Il doit être un peu plus de vingt-trois heures, car les allées et venues au seau, près du garde de nuit, se font de plus en plus nombreuses. C'est une épreuve humiliante, une honte ineffaçable toutes les deux ou trois heures, nous devons nous lever peur évacuer la grosse quantité d'eau qu'on nous fait absorber durant la journée sous forme de soupe afin de calmer notre faim cette même eau qui le soir fait enfler nos chevilles et nos paupières, qui donne à toutes les physionomies une ressemblance hideuse, et dont l'élimination impose à nos reins un effort déchirant.
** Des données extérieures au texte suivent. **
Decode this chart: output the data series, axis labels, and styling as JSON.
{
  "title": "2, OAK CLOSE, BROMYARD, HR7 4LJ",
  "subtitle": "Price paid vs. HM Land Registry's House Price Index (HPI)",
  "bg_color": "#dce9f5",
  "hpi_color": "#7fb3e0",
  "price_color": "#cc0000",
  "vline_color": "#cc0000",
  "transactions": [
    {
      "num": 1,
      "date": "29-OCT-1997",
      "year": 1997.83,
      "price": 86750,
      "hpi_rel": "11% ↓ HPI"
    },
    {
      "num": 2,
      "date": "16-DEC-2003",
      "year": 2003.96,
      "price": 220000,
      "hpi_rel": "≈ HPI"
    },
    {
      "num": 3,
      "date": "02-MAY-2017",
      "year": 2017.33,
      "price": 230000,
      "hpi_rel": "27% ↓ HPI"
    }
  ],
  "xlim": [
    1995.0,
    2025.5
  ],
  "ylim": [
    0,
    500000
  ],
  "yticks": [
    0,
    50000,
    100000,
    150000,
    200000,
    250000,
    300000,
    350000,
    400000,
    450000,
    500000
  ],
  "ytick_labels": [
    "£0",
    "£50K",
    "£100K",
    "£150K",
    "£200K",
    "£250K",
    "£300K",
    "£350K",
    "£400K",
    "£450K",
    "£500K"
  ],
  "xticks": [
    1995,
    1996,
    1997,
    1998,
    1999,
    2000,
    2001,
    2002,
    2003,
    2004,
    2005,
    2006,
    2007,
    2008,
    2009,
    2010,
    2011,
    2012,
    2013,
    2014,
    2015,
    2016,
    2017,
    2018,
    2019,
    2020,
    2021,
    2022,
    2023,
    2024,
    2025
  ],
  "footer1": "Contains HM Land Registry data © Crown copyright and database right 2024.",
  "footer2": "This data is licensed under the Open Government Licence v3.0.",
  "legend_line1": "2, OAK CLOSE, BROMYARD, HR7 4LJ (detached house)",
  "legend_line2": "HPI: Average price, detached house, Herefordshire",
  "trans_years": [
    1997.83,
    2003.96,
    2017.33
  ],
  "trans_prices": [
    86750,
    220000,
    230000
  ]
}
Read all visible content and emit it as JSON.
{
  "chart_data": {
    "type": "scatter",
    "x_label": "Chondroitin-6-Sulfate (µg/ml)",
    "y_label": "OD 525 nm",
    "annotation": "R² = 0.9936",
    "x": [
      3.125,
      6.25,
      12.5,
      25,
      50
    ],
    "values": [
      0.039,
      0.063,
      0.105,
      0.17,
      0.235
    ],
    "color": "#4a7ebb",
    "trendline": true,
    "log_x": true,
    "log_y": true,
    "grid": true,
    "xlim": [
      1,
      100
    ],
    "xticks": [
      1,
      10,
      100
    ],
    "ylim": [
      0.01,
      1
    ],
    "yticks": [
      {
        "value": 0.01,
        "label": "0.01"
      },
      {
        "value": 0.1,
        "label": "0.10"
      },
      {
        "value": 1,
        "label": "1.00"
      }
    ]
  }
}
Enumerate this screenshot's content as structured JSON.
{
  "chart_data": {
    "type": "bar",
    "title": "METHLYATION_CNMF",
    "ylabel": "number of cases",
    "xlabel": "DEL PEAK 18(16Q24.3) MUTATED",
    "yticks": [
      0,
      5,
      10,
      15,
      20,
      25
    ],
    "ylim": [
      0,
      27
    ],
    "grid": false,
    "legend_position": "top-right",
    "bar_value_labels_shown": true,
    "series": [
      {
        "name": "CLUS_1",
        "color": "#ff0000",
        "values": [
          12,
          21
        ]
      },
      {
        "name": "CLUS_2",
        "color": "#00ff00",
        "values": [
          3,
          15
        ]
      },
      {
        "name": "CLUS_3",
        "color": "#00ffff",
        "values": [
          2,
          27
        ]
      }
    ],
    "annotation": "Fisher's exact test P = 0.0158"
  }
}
Mais la procession nous réserve d'autres appréhensions; il est de règle que le dernier à utiliser le seau aille lui même le vider aux latrines, comme il est de règle qu'après l'extinction des feux, personne ne sorte de la baraque autrement qu'en tenue de nuit (chemise et caleçon) et en signalant son numéro au garde. C'est donc tout naturellement que le garde cherche à dispenser de ce service ses propres amis, ses compatriotes et les prominents D un autre côté, les vieux du camp ont les sens tellement aiguisés qu'ils sont miraculeusement capables, sans bouger de leur couchette, et en se basant simplement sur le son que rendent les parois du seau, de distinguer si le niveau a atteint ou non le seuil dangereux, parvenant ainsi à éviter presque à chaque fois la corvée de vidange. Il s'ensuit que les candidats au service du seau se réduisent à un tout petit nombre, tandis que le liquide à éliminer atteint au moins deux cents litres : une vingtaine de vidanges par nuit

Conclusion : aller au seau de nuit pour satisfaire un besoin pressant représente, pour nous les sans expérience, les non-privilégiés, un risque considérable. Le garde bondit de son coin sans crier gare, nous empoigne, gribouille notre numéro sur un bout de papier, nous donne le seau et une paire de socques, et nous pousse dehors dans la neige, grelottants et ensommeillés. Il nous faut nous traîner jusqu'aux latrines : le seau, qui dégage une chaleur écœurante, cogne contre nos mollets nus et comme il a été trop rempli, les secousses le font immanquablement déborder sur nos pieds; aussi, pour répugnante que soit la besogne, mieux vaut-il encore l'exécuter soi-même que de la voir confier à son voisin de couchette.